A partir da perspectiva aclarada pelos autores supramencionados, durante os atendimentos ao pacientes do setor de ortopedia, permiti-me lançar o olhar para além do doente, da hospitalização, dos sintomas e natureza da doença, para alcançar o indivíduo contextualizado e então compreender a dinâmica singular do paciente na relação com a hospitalização. Notei em dois pacientes que atendi uma bagagem de recursos internos que trouxeram para a internação que se somaram aos recursos do hospital; esses pacientes se agigantavam diante da situação (um fala da religiosidade e estrutura familiar, outro se vale do vasto conhecimento, de sonhos ainda não realizados, etc.) e demonstravam ótima relação com a hospitalização, que se traduzia no bom convívio tanto com os colegas de quarto, como com a equipe multidisciplinar de saúde.

Em contrapartida, atendi três pacientes que apresentavam uma pobreza muito grande de recursos internos, com discurso muito objetivante e um sistema imunológico prejudicado por profundas feridas emocionais, o que os lançava numa vala de desmotivação, dependentes dos recursos hospitalares somente.

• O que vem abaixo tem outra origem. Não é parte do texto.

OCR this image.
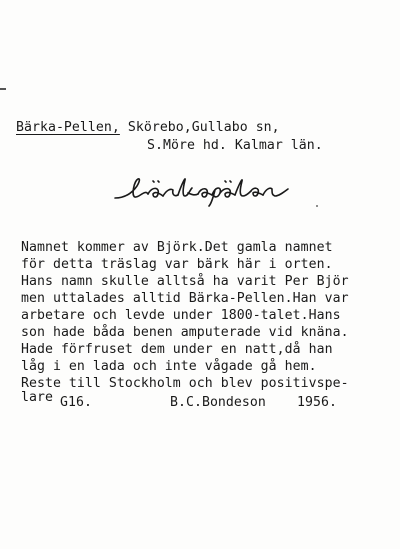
Bärka-Pellen, Skörebo,Gullabo sn,
S.Möre hd. Kalmar län.
Namnet kommer av Björk.Det gamla namnet
för detta träslag var bärk här i orten.
Hans namn skulle alltså ha varit Per Björ
men uttalades alltid Bärka-Pellen.Han var
arbetare och levde under 1800-talet.Hans
son hade båda benen amputerade vid knäna.
Hade förfruset dem under en natt,då han
låg i en lada och inte vågade gå hem.
Reste till Stockholm och blev positivspe-
lare G16.	B.C.Bondeson 1956.
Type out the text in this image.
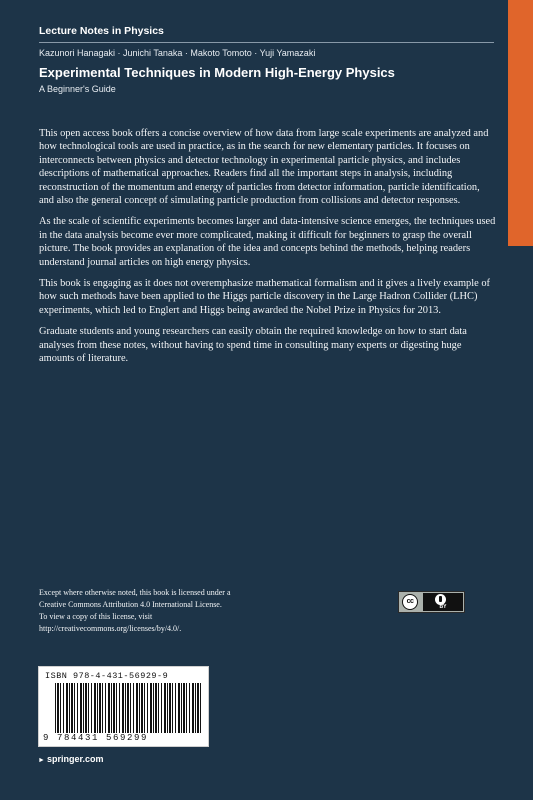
Lecture Notes in Physics
Kazunori Hanagaki · Junichi Tanaka · Makoto Tomoto · Yuji Yamazaki
Experimental Techniques in Modern High-Energy Physics
A Beginner's Guide

This open access book offers a concise overview of how data from large scale experiments are analyzed and how technological tools are used in practice, as in the search for new elementary particles. It focuses on interconnects between physics and detector technology in experimental particle physics, and includes descriptions of mathematical approaches. Readers find all the important steps in analysis, including reconstruction of the momentum and energy of particles from detector information, particle identification, and also the general concept of simulating particle production from collisions and detector responses.

As the scale of scientific experiments becomes larger and data-intensive science emerges, the techniques used in the data analysis become ever more complicated, making it difficult for beginners to grasp the overall picture. The book provides an explanation of the idea and concepts behind the methods, helping readers understand journal articles on high energy physics.

This book is engaging as it does not overemphasize mathematical formalism and it gives a lively example of how such methods have been applied to the Higgs particle discovery in the Large Hadron Collider (LHC) experiments, which led to Englert and Higgs being awarded the Nobel Prize in Physics for 2013.

Graduate students and young researchers can easily obtain the required knowledge on how to start data analyses from these notes, without having to spend time in consulting many experts or digesting huge amounts of literature.

Except where otherwise noted, this book is licensed under a
Creative Commons Attribution 4.0 International License.
To view a copy of this license, visit
http://creativecommons.org/licenses/by/4.0/.
cc
BY
ISBN 978-4-431-56929-9
9 784431 569299
► springer.com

A relação com a hospitalização era precária, aliás, havia recomendação da equipe médica para que se prestasse atendimento psicológico especial àqueles pacientes. Lancei-me numa verdadeira caminhada com esses pacientes por entre suas vivências para tentar descobrir a razão da dificuldade de relacionamento na situação hospitalar e de adesão ao tratamento, e descobri uma paisagem nada motivadora de famílias desbaratadas, relacionamentos pessoais ruins, características anti-sociais, descrença na vida e ausência de espiritualidade.

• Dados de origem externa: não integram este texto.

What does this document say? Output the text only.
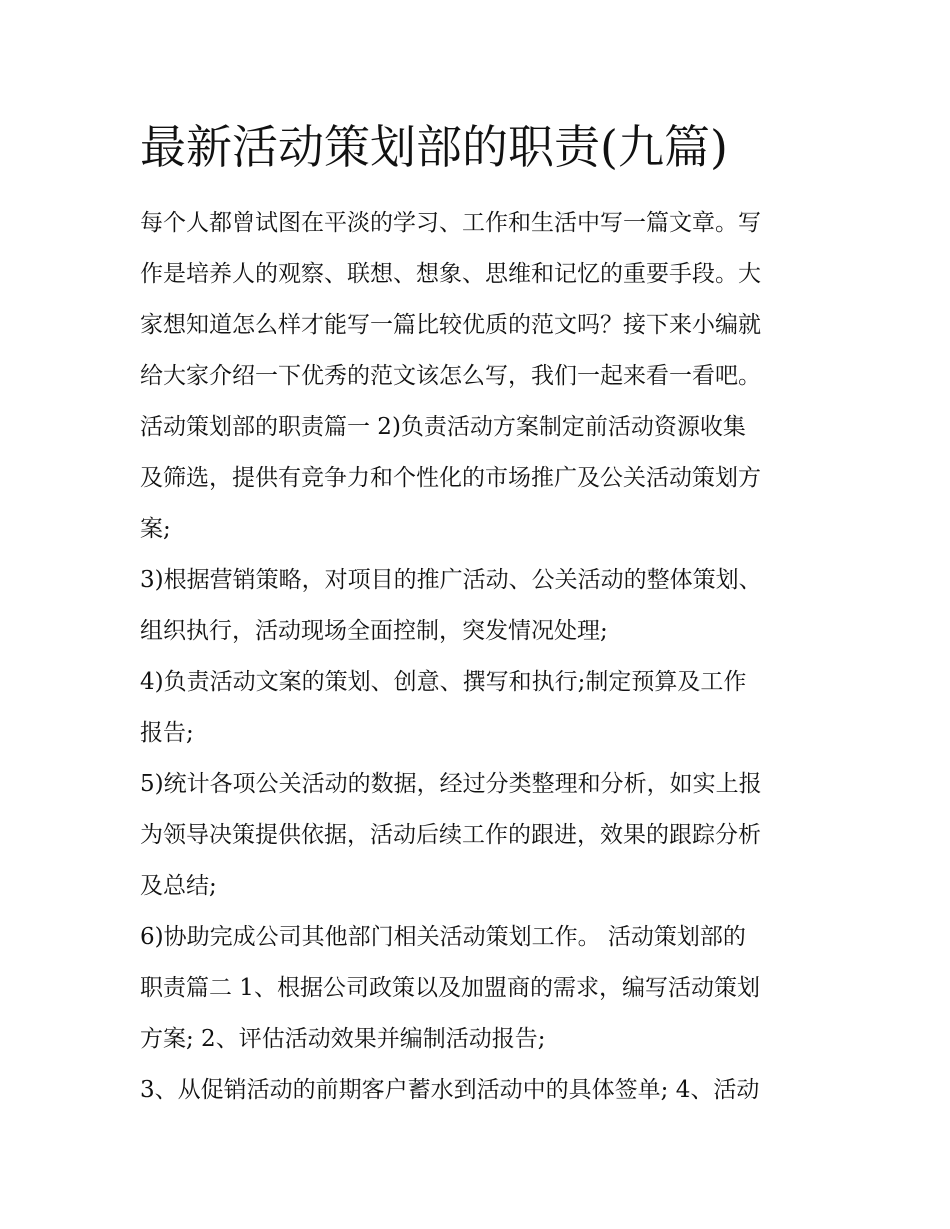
最新活动策划部的职责(九篇)

每个人都曾试图在平淡的学习、工作和生活中写一篇文章。写

作是培养人的观察、联想、想象、思维和记忆的重要手段。大

家想知道怎么样才能写一篇比较优质的范文吗？接下来小编就

给大家介绍一下优秀的范文该怎么写，我们一起来看一看吧。

活动策划部的职责篇一 2)负责活动方案制定前活动资源收集

及筛选，提供有竞争力和个性化的市场推广及公关活动策划方

案;

3)根据营销策略，对项目的推广活动、公关活动的整体策划、

组织执行，活动现场全面控制，突发情况处理;

4)负责活动文案的策划、创意、撰写和执行;制定预算及工作

报告;

5)统计各项公关活动的数据，经过分类整理和分析，如实上报

为领导决策提供依据，活动后续工作的跟进，效果的跟踪分析

及总结;

6)协助完成公司其他部门相关活动策划工作。 活动策划部的

职责篇二 1、根据公司政策以及加盟商的需求，编写活动策划

方案; 2、评估活动效果并编制活动报告;

3、从促销活动的前期客户蓄水到活动中的具体签单; 4、活动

3. Estratégia psicoterápica

A partir da experiência acima referida, comecei a aquilatar o real valor do psicólogo no contexto hospitalar, assinalando que ao psicoterapeuta cabe resgatar a integralidade do indivíduo, perdida no recorte de sua condição de doente hospitalizado, que tende a reduzi-lo a mero conjunto de sintomas, reaver a historicidade de suas vivências, distinguir e avaliar os pontos positivos e negativos que possam influenciar na relação com a hospitalização e na consequente adesão ao tratamento, bem como fortalecer aspectos positivos, levando o paciente a ressignificar suas vivências de maneira que favoreça o enfrentamento da situação e o torne corresponsável no processo de restauração de sua saúde.

Conclusão

Um dia, um médico, ao comentar sobre uma paciente, exclamou: “É impressionante a força e entusiamo que ela tem ante as adversidades, o que ajuda muito no combate à doença”. Passei a pensar nessa afirmação em cada atendimento que fazia. Os recursos internos dos pacientes são, de fato, um forte aliado dos recursos hospitalares no combate à doença.  Feitas essas considerações, podemos discorrer sobre a importância da boa relação com a hospitalização no enfrentamento da doença e da consequente recuperação, bem como sobre o quanto o repertório interno que o indivíduo traz de fora do hospital, o que abrange sua maneira de significar o mundo e as suas vivências, pode ser um poderoso aliado ou inibidor dos recursos hospitalares no enfrentamento da doença, o que pressupõe que o tratamento do doente, além da objetividade dos recursos tecnicos-medicinais, envolve repertório muito grande de recursos subjetivos.

Bibliografia

♦Fongaro e Sebastiani, RW. Roteiro de Avaliação Psicológica Aplicado ao Hospital Geral . In: ANGERAMI, Camon (org). E a Psicologia Entrou no Hospital. São Paulo: Pioneira, 2000.

♦FIGHERA, Jossiele; VIERO, Eliani Venturini. Vivências do paciente com relação ao procedimento cirúrgico: fantasias e sentimentos mais presentes. Rev. SBPH, Rio de Janeiro, v 8, n. 2, Dec 2005.

♦Silva, M.L.; Garcia, E. & Farias, F. (1990). A Doença - Aspectos Psicossociais e Culturais - Manifestações e Significados Para a Equipe de Saúde. Revista Enfoque, 18 (2), 31-33.